I never had the pleasure of knowing Justin's dad, John Ellsworth, who lives in Wixum, Mich.
But I know Lance Cpl. Justin Ellsworth was an American hero.
Justin died in Iraq on Saturday, Nov. 13. He died because he wanted to be a United States Marine. He died because he wanted to serve in Iraq.
That is something most people do not understand. It does not have anything to do with politics or how you feel about war or whether there were weapons of mass destruction in Iraq.
What most people do not understand is the call to duty that nearly all of the women and men in our military feel every day. Soldiers want to go to battle. Soldiers want to risk their lives. Soldiers seek being in the fray and taking chances.
I am not saying they want to die. What I am saying is they want to serve. They train every day to confront the enemy.
They are taught to move toward the action and not away from it. They are like the firefighters and police officers who ran into the World Trade Center on Sept. 11, 2001. They were not trained to stand outside the building and watch it burn with people inside.
Our soldiers are the same. They are trained to advance and not to retreat even if they are sitting in a barracks in Japan or Germany waiting for the call to Iraq.
Imagine being in downtown Cleveland during rush hour.
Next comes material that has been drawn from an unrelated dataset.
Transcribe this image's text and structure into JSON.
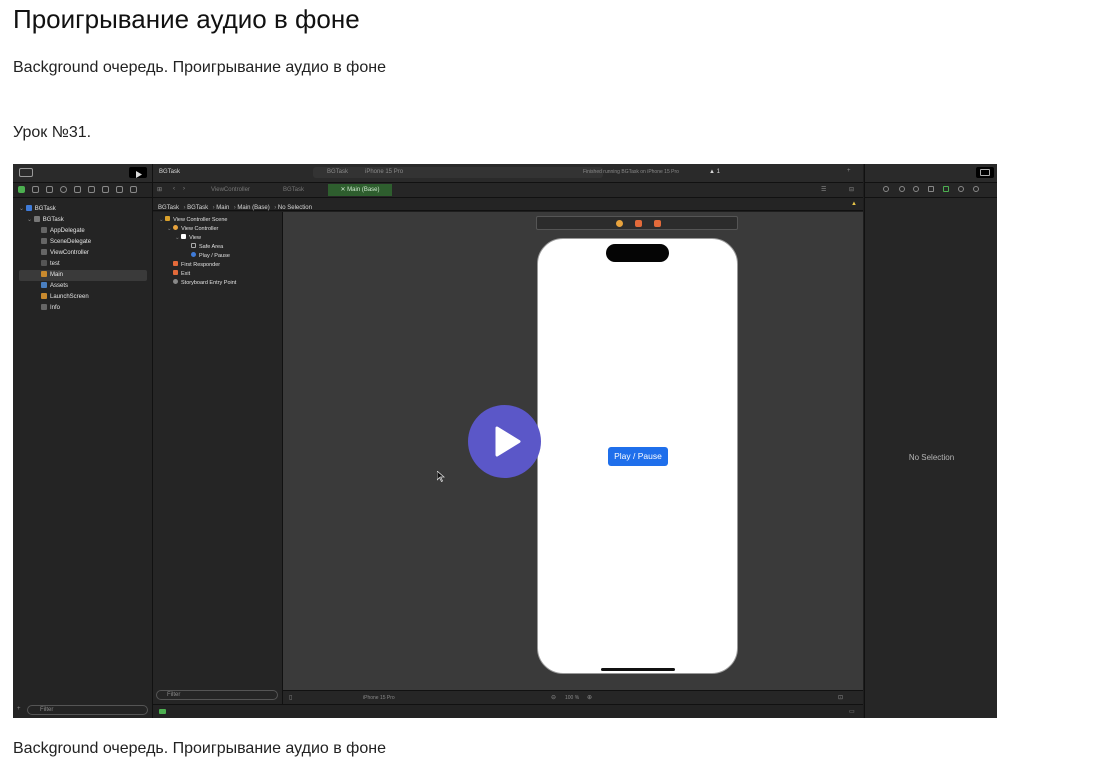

Instead it is downtown Baghdad. The traffic is the same. The road rage is the same. The police trying to control things is the same.
But one minute there is a Suburban in the next lane and the next minute it incinerates and you and half of the street are gone.
That is the kind of war Justin was fighting.
When I was in high school back in Iowa in the 1950s, I worked in a machine shop. My boss was a World War II veteran and his brother had served in Korea.
Not one day went by without one or both becoming engaged in a conversation about their service in the war. Yes, war stories, but these were stories about real wars.
I could feel the pride and respect these men felt as they recounted their experiences. I heard the stories so often I could retell them today if asked.
In my hometown, there was a brick wall of a building where all the local veterans of World War II were listed. I remember standing on the sidewalk to find my dad's name along with the names of a couple of uncles. I probably first saw the names just a couple of years after the war was over.
Being killed in Iraq does not make someone a hero. Being willing to go to Iraq and risk death is heroic.
In the past few months, I have said in public that I would go to Iraq tomorrow and replace some young woman or man so he or she could come back home and be safe. My critics have pointed out that if I did that I would deprive a soldier of serving our country in Iraq.
My point is that youth is wasted on the young. War is also wasted on the young.
We should conscript every able bodied person over the age of fifty to fight wars and leave the young men home to start a career and have a family. I know that it will never happen but it is a nice thought.
We should all take a moment to remember Justin this week. We need to take a moment to remember all of the Justins in our military who go to work every day not knowing if they will ever come home again.
Lance Cpl. Justin Ellsworth was an American hero.